During the day when the solar panels are generating power, the plane will climb to over 27,000 feet. At night it will run on battery power and gradually drop to below 5,000 feet.
About 50 engineers and technicians, 80 technological partners and more than 100 advisers and suppliers contributed to the prototype and the final plane.
To remain focused on operating the plane, the pilot will practice yoga, meditation and self-hypnosis as he sits in a cockpit 4 feet wide by 61⁄2 feet long. The pilot’s seat doubles as a toilet.

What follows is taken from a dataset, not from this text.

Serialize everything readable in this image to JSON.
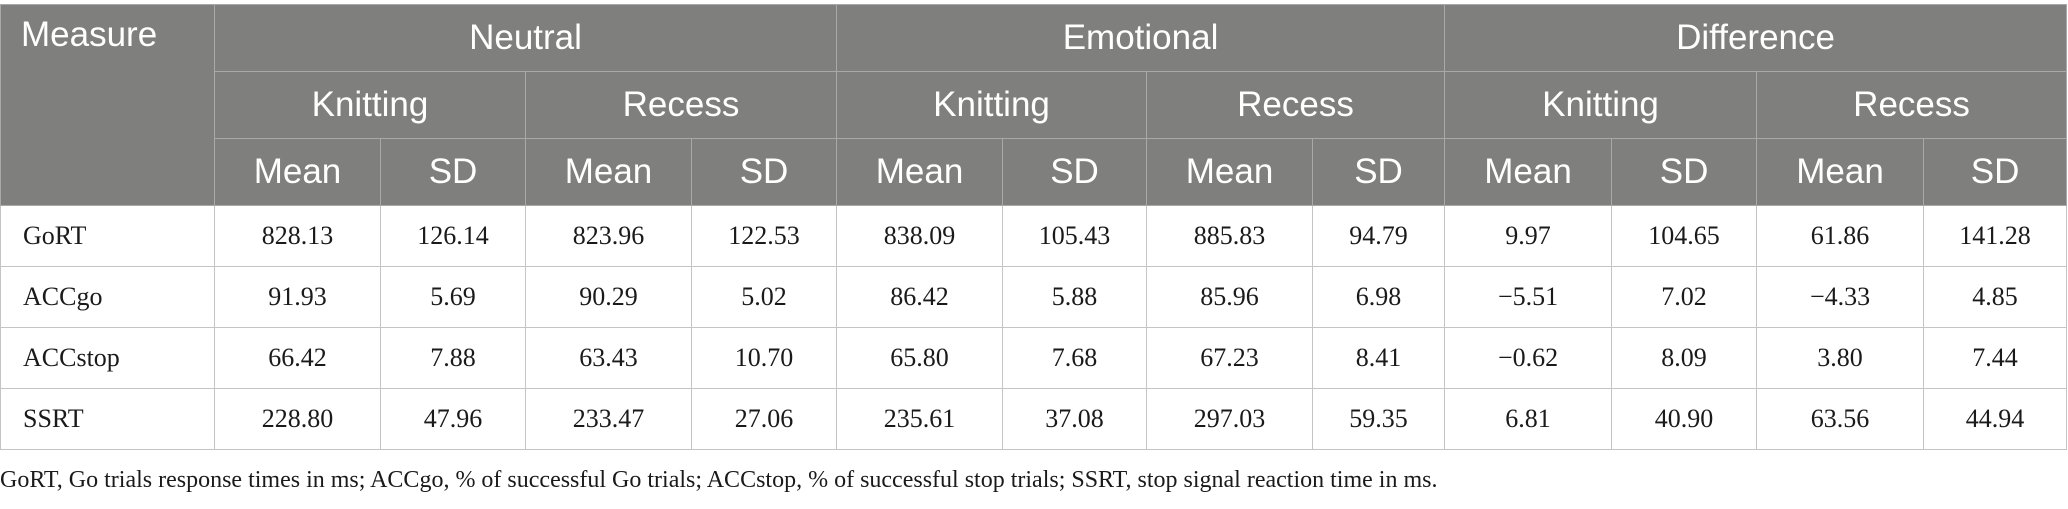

"Solar Impulse is not just a technological adventure. It is also a human adventure in which acceptance of the real world is a necessity and sleep management is a part of reality," the company said in a written statement. "It was realized that professional support on a holistic level to support physical, psychological, emotional and spiritual challenges would be required."
The plane will have six oxygen bottles, a parachute, a life raft and a week’s worth of food and water on board, as the pilots will be in the air a combined 500 hours — more than 20 days.
The Solar Impulse 2 flight is not the first world trip for Piccard. The founder and chairman of Solar Impulse completed a nonstop, round-the-world balloon flight in 1999.
Borschberg graduated from the Massachusetts Institute of Technology and is the CEO of Solar Impulse. He trained as a pilot in the Swiss air force, flying for 20 years. He is also an entrepreneur who started Innovative Silicon, a microprocessor company.
In July 2010 Borschberg successfully flew the Solar Impulse day and night, operating the plane for 26 hours.